While taking away someone's ability to have children sounds barbaric today, eugenics programs gained popularity in the U.S. and other countries in the early 1900s, promoted as a means of raising the overall health and intellectual level of the human race.
More than 30 states enacted laws allowing surgical sterilization for certain people, though not all of them carried out such procedures. More than 60,000 were forcibly sterilized under such programs, and some historians think the same thing was done to thousands more in other states under the authority of doctors or local officials.
Most states abandoned those efforts after World War II when such practices became closely associated with Nazi Germany's efforts to achieve racial purity, though North Carolina stood out because it actually ramped up its program after the war. Sterilizations in North Carolina peaked in the 1950s, according to state records.
People as young as 10 were sterilized, in some cases for not getting along with schoolmates or for being promiscuous. Although officials obtained consent from patients or their guardians, many did not comprehend what they were signing.
North Carolina is among about a half-dozen states to apologize.
Melissa Hyatt, whose stepfather was sterilized, said the task force "did what was reasonable as far as budgets and economy."
"It's not really about the money," she said. "It's about the suffering and the pain."
Mike Marion, whose 59-year-old aunt was sterilized at 18 because she was seen as mildly disabled mentally, said estates or descendants should get some compensation, too.

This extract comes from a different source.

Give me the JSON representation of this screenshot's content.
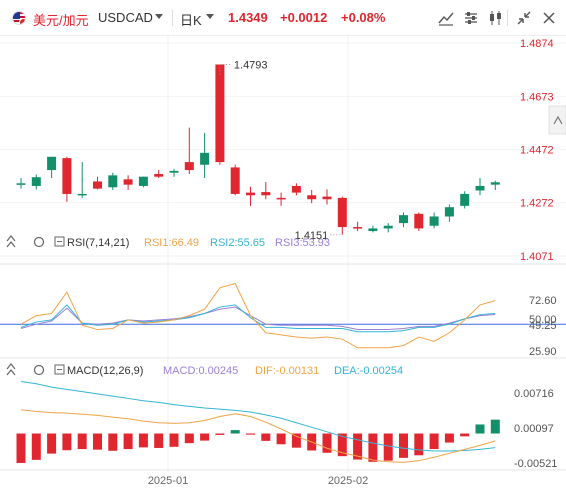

"If you're going to admit wrong, admit wrong in its whole capacity," he said. "By offering compensation to only the living, that's taking partial responsibility and not full responsibility."
Despite the potentially high price tag in this economy, there is bipartisan support for compensation. The governor promptly issued a statement endorsing the task force recommendation. And GOP House Speaker Thom Tillis has said the state should pay victims and wants the Legislature to vote on the matter in the spring.
Gerald urged passage: "Any state or group of people can make a mistake, but it takes courage and strength of character to acknowledge wrongs and try to right them."